Ahead of earnings, let’s take a long look back to see how the five companies have made use of buybacks and how they have managed their dividends (if any).

Buybacks and share-count reductions

If a company issues common stock for any reason, the number of shares increases and the dilution lowers earnings per share. Then again, raising money to expand the business can increase revenue and profit. 

Buybacks aren’t the only factor impacting the number of shares outstanding. Large companies tend to issue stock to give to executives as part of their compensation, which raises the share count.

Some buybacks might only serve to mitigate the dilution caused by heavy stock-based compensation. What investors want to see are “net buybacks” — those that are significant enough to lower the share count and push earnings per share higher.

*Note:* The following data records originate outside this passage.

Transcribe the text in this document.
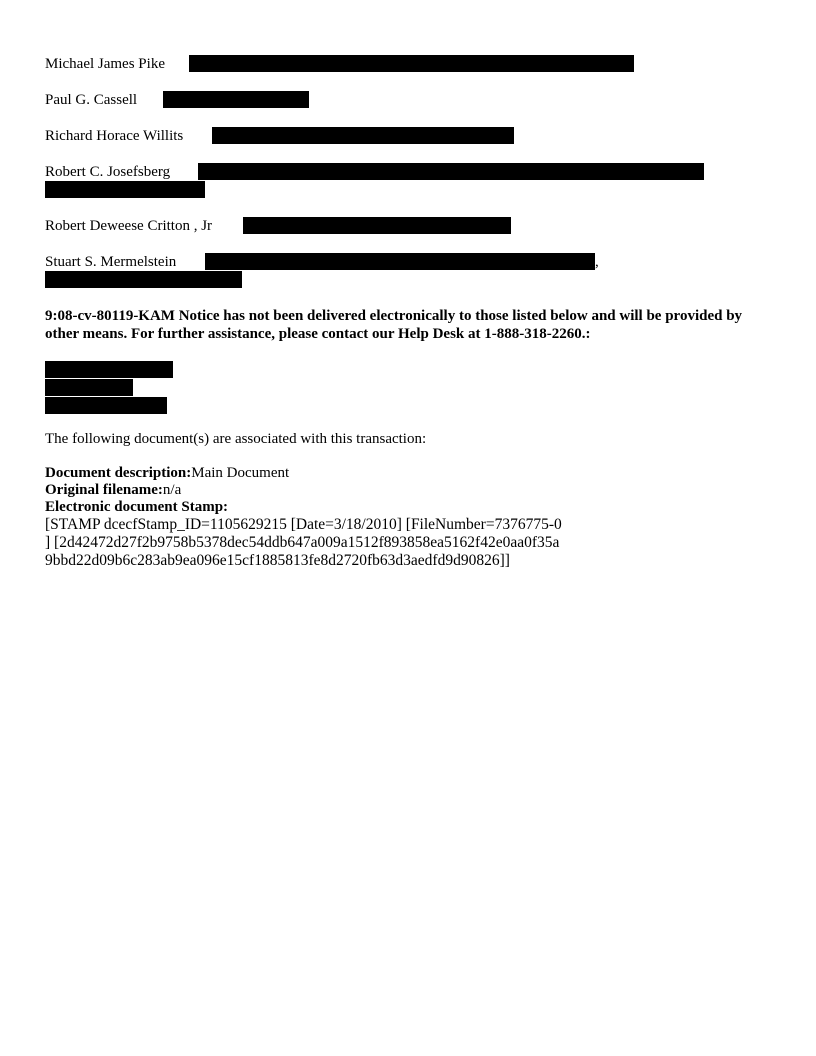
Michael James Pike
Paul G. Cassell
Richard Horace Willits
Robert C. Josefsberg
Robert Deweese Critton , Jr
Stuart S. Mermelstein	,
9:08-cv-80119-KAM Notice has not been delivered electronically to those listed below and will be provided by other means. For further assistance, please contact our Help Desk at 1-888-318-2260.:
The following document(s) are associated with this transaction:
Document description:Main Document
Original filename:n/a
Electronic document Stamp:
[STAMP dcecfStamp_ID=1105629215 [Date=3/18/2010] [FileNumber=7376775-0
] [2d42472d27f2b9758b5378dec54ddb647a009a1512f893858ea5162f42e0aa0f35a
9bbd22d09b6c283ab9ea096e15cf1885813fe8d2720fb63d3aedfd9d90826]]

In the case of Apple, the company’s average diluted share count during its most recent reported fiscal quarter was 33.8% lower than the share count 10 years (40 fiscal quarters) earlier. This had the effect of increasing EPS by 51%.

Here is a look back at how much the five Big Tech companies reporting results next week have spent on stock buybacks over the past five years and how much their share counts have changed, followed by separate data to show what they have done over the past 10 years. The companies are sorted by market capitalization.

The total returns include reinvested dividends. They compare with a five-year return of 60% for the S&P 500.

Among the five companies, Apple has spent the most on buybacks over the past five years and has lowered its share count by 13.5% in that period. But Alphabet has lowered its share count by 7.4% over the past year and 16.1% over the past five years.

Amazon has spent $6 billion on buybacks over the past five years, but its share count has increased nearly 6%.

Now let’s look at the 10-year data:

Apple is far in the lead for 10-year share-count reduction. Alphabet’s share count five years ago was higher than it was 10 years ago. Amazon’s share count increased for both the five-year and 10-year periods.

Apple had the highest 10-year total return of 1,042%, which compared with a return of 303% for the S&P 500 over the same period.

Dividend compounding

These tech-oriented companies aren’t known for high dividend yields on their stocks. But there is something interesting to see in the data: If you buy stock in a company that pays a small dividend or no dividend, but then hold the shares for many years, new or increasing payouts might lead to a good dividend yield based on what you paid for your shares.

Here is a look at five-year and 10-year compound annual growth rates (CAGR) for dividend payouts and what the dividend yields would be on shares held for five years and 10 years. We are leaving the companies in the same order aside from Amazon, which doesn’t pay a dividend.

For Alphabet and Meta, there are no dividend CAGRs because both companies started to pay quarterly dividends in 2024.

Microsoft’s 10-year dividend CAGR has been more than 20%. If you had purchased Microsoft’s stock at the close on April 22, 2016, and held the shares since then, the dividend yield on your 10-year-old shares would be 7.03%.